Sind Längstsitze zur Benutzung in Fahrzeugen noch erlaubt?

  • Hallo Jungs,
    Ich hätte da mal ne Frage zur Benutzung von Längstsitzen in Fahrzeugen.
    Die gibt es ja hinten in vielen Fahrzeugen wie Land Rover, Munga, G Modellen usw.
    Darf man die im öffentlichen Strassenverkehr noch nutzen oder ist das untersagt ?
    Grüsse
    Chris

  • Also bei mir hat der TÜV den Puch als 8 Sitzer eingetragen mit dem Hinweis "davon 6 Notsitze quer zur Fahrtrichtung". Benutze das aber sowieso nur mal ab und zu im Jagdrevier um einen Jagdfreund an der Kanzel abzusetzen.
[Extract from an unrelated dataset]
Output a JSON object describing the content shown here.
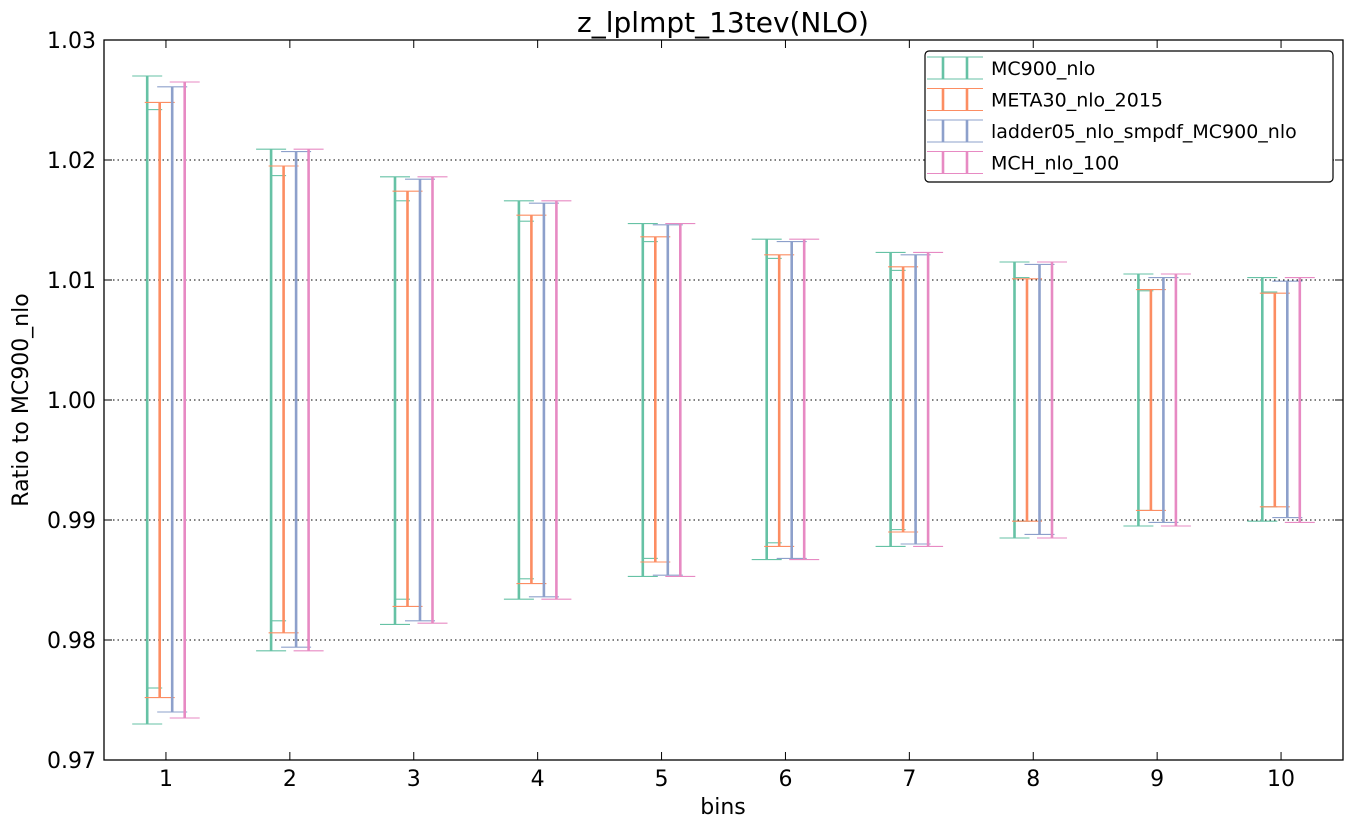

Ob das im öffentlichen Straßenverkehr erlaubt ist....keine Ahnung. Da wissen doch unsere Rechtsexperten hier bestimmt Bescheid hmmm

  • ..nicht bei allen genannten Fahrzeugen gibt es dieses schutzgitter. Teilweise Sind hinten ja einfach nur zwei zweiersitzbänke zum runterklappen auf den kotflügeln. Klar ist dies deutlich gefährlicher da hast du recht. Nur ist es dennoch erlaubt ? Ist interesant in zu wissen ob nen Fahrzeug nun nur nen einfacher zweisitzer ist oder ob man die Sorte hinten auch offiziell nutzen darf.

  • trotzdem möchte ich hier keinen Unfall haben wenn hinten jemand sitzt


    Stehplätze in Bus und Bahn sind auch nicht sicher und trotzdem erlaubt.


    Es gibt keine 100% Sicherheit.


    Wenn eingetragen dann auch erlaubt.



    Gruß

    Wer weiß, dass er nichts weiß, weiß mehr als der, der nicht weiß, dass er nichts weiß.

  • Beim Munga kommt man ja noch an der Anschnallpflicht vorbei.
    Der Wolf hat ja Gurte,wenn alle die hinten sitzen angegurtet sind,
    dann ist das sehr wohl erlaubt.
    Was anderes,die Wissenschaft hat festgestellt ,das Personen die in
    normalen Fahrzeugen hinten sitzen, neuerdings bei nen Unfall mehr
    Verletzungen haben als die vorne.Grund sind nicht einstellbare
    Kopfstützen und keine Gurtstraffer.Das Problem ist bekannt ,wäre
    technisch lösbar, es wird aber nichtmal als Aufpreis angeboten.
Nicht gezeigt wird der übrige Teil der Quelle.